Starting point is 00:20:22 I think that we need to support our librarians so that they can continue to fight for our intellectual freedom. But my sense is that they've been doing a great job. Our friends at the the Center for Free Expression have been tracking these library challenges and it shows that overwhelmingly librarians have been standing firm, they've been defending intellectual freedom. And we should support them in that. Just finally, let's take either public libraries or high school libraries, elementary school libraries.
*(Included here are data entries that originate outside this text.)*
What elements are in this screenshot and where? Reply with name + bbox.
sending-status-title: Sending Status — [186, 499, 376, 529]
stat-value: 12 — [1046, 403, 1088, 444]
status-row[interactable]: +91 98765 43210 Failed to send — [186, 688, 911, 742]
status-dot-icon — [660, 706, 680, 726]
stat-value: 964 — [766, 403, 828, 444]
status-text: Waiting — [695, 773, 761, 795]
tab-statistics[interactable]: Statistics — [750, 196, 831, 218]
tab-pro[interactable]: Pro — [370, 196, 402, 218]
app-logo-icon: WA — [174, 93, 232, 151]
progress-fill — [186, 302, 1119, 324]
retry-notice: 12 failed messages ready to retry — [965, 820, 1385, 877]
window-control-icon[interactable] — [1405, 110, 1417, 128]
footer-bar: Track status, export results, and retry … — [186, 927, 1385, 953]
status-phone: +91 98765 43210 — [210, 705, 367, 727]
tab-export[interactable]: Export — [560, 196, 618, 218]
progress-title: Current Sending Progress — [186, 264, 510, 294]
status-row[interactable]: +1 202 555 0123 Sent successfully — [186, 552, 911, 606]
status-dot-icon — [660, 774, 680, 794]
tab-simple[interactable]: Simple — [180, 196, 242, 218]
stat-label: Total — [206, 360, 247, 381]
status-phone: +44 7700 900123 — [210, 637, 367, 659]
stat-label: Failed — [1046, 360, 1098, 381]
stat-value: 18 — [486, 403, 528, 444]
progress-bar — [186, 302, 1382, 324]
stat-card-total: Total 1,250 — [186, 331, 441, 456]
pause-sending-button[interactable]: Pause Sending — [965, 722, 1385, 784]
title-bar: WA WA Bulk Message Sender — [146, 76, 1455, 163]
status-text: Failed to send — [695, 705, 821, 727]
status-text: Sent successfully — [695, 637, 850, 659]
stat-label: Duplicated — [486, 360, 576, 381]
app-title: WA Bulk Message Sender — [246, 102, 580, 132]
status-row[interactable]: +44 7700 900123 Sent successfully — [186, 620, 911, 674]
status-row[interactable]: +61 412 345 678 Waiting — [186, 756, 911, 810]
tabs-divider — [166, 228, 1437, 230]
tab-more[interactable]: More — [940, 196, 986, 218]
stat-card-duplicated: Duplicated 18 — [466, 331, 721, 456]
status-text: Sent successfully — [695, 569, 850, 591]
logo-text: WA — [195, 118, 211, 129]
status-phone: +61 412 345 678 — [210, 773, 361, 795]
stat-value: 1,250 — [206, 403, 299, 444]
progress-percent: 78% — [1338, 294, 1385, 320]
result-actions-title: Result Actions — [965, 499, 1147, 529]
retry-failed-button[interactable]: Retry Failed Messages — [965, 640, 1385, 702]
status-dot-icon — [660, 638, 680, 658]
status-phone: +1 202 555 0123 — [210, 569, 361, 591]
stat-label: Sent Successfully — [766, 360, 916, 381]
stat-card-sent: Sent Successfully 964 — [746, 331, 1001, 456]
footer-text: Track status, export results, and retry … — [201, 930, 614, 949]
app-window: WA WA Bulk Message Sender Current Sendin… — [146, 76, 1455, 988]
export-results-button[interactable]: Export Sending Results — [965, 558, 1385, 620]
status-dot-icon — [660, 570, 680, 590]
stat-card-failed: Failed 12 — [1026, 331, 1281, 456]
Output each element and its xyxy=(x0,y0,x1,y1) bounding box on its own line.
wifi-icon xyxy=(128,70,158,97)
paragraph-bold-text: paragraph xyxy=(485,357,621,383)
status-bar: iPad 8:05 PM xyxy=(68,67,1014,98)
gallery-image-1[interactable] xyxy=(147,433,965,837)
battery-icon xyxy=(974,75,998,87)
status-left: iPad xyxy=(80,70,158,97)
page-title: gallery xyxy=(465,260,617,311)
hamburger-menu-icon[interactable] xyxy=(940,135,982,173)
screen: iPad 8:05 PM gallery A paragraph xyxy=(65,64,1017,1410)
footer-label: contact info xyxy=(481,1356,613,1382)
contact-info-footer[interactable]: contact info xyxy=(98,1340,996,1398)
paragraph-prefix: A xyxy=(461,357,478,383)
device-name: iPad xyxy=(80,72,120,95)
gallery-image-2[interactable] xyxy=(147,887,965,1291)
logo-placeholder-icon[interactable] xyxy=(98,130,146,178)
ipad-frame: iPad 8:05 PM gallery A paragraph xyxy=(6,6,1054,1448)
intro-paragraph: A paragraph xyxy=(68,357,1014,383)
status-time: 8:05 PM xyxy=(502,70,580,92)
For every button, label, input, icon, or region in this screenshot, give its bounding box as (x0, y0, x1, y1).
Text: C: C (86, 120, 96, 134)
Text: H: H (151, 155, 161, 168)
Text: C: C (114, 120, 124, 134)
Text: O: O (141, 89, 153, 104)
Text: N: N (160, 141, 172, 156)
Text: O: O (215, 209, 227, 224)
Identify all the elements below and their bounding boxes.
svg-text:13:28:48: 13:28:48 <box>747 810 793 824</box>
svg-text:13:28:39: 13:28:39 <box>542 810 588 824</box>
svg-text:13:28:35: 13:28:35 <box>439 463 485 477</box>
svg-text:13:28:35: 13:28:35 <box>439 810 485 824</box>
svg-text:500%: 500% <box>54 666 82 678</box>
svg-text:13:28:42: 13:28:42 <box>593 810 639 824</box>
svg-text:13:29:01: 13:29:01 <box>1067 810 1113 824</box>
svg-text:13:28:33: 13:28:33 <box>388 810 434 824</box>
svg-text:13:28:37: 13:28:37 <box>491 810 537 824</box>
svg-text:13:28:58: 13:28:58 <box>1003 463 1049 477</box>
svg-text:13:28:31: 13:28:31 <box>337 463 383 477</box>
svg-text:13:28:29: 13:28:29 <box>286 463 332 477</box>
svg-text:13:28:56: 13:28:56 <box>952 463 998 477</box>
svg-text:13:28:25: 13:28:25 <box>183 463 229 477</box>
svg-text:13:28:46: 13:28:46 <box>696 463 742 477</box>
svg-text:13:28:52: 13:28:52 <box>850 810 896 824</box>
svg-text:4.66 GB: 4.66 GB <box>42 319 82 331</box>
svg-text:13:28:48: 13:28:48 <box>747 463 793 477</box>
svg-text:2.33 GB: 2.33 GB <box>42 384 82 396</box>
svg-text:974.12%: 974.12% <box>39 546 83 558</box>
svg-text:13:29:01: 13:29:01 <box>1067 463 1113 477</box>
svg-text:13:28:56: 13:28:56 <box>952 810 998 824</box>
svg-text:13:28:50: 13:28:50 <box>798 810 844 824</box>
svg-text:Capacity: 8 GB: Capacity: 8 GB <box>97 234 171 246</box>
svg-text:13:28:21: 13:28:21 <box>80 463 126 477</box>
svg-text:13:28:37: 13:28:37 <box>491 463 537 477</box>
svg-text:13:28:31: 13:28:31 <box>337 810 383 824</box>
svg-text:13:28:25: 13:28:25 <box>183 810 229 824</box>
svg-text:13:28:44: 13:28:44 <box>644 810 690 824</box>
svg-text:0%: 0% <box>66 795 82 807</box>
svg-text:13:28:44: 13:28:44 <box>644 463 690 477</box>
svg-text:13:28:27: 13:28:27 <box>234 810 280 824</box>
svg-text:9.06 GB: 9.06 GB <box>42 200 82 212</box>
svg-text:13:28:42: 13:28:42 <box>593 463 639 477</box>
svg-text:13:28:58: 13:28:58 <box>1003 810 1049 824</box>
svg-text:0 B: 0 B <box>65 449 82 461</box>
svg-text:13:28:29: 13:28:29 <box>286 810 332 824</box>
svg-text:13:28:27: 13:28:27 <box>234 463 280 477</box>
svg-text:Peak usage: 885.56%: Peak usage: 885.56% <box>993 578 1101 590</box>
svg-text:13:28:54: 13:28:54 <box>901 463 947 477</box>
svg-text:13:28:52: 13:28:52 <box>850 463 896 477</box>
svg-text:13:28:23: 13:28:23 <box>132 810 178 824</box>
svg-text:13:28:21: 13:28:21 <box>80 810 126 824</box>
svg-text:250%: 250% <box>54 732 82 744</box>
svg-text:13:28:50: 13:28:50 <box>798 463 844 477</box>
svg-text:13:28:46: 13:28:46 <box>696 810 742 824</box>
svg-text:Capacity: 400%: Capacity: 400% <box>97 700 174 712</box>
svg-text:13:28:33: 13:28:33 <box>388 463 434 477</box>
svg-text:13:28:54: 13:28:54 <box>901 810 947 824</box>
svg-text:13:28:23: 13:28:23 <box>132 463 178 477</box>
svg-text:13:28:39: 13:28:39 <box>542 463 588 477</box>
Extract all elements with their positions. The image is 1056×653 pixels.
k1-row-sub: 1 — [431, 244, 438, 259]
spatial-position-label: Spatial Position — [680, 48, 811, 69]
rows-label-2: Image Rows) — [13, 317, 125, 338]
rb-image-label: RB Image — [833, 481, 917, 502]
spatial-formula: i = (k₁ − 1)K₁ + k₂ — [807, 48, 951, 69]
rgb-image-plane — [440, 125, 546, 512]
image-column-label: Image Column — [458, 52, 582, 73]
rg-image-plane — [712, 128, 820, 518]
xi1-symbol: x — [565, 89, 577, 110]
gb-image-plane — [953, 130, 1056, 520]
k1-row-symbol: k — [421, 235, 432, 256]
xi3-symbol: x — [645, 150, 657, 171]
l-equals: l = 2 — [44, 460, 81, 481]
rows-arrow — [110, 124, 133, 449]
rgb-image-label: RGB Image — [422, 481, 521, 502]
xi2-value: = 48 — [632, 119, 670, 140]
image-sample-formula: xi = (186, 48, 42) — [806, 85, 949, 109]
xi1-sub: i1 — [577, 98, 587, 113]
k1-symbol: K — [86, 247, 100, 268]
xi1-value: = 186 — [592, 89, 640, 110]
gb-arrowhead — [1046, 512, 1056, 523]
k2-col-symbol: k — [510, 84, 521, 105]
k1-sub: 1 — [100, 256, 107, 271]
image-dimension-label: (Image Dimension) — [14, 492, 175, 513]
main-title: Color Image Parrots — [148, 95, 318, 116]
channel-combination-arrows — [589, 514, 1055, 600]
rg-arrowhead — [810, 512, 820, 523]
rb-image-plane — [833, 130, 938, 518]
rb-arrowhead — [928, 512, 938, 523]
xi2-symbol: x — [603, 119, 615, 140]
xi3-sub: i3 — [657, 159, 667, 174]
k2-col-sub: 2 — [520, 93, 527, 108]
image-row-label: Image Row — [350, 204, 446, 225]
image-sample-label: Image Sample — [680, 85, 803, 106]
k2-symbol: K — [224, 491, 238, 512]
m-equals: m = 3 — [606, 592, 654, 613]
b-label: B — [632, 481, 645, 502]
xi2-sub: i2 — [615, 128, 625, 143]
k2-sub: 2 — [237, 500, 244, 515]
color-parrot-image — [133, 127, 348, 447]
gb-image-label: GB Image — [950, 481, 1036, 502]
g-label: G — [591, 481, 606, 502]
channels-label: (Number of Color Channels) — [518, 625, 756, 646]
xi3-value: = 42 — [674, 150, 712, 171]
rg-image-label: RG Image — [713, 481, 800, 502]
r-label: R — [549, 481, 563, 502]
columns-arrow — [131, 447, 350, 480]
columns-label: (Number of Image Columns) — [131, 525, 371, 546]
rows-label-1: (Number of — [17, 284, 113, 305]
Starting point is 00:20:54 If we indulge in more book banning, and I'll admit this is a bit of an airy-fairy question, but let's go anyway, what do you think that does to democracy? Well, I think it continues to push us in the direction of if we hear something we disagree with, the solution is to cancel. The solution is to ban. The solution is to further entrench ourselves in our own information bubbles where
Starting point is 00:21:21 we are unable to test our ideas against their opposites. We know that we are fallible beings. The closest we can get to certainty is by trying our ideas against what is contrary, testing our ideas against their opposites. That's the basis of the peer review function in academia. it's the basis of the scientific method. And when we refuse to engage with ideas we disagree with, we're cutting ourselves off not only from, you know, I'm not only preventing you from speaking, I'm preventing myself from hearing. And I think that's what the message needs to get across.
Starting point is 00:22:01 I think you write just as well as Cousin Paul, for what it's worth. Ira Wells on book banning. You've got some fascinating ideas in here, and we are happy to recommend this for people's edification. Thanks for coming into TVO tonight. Thanks, Steve. It's a real pleasure.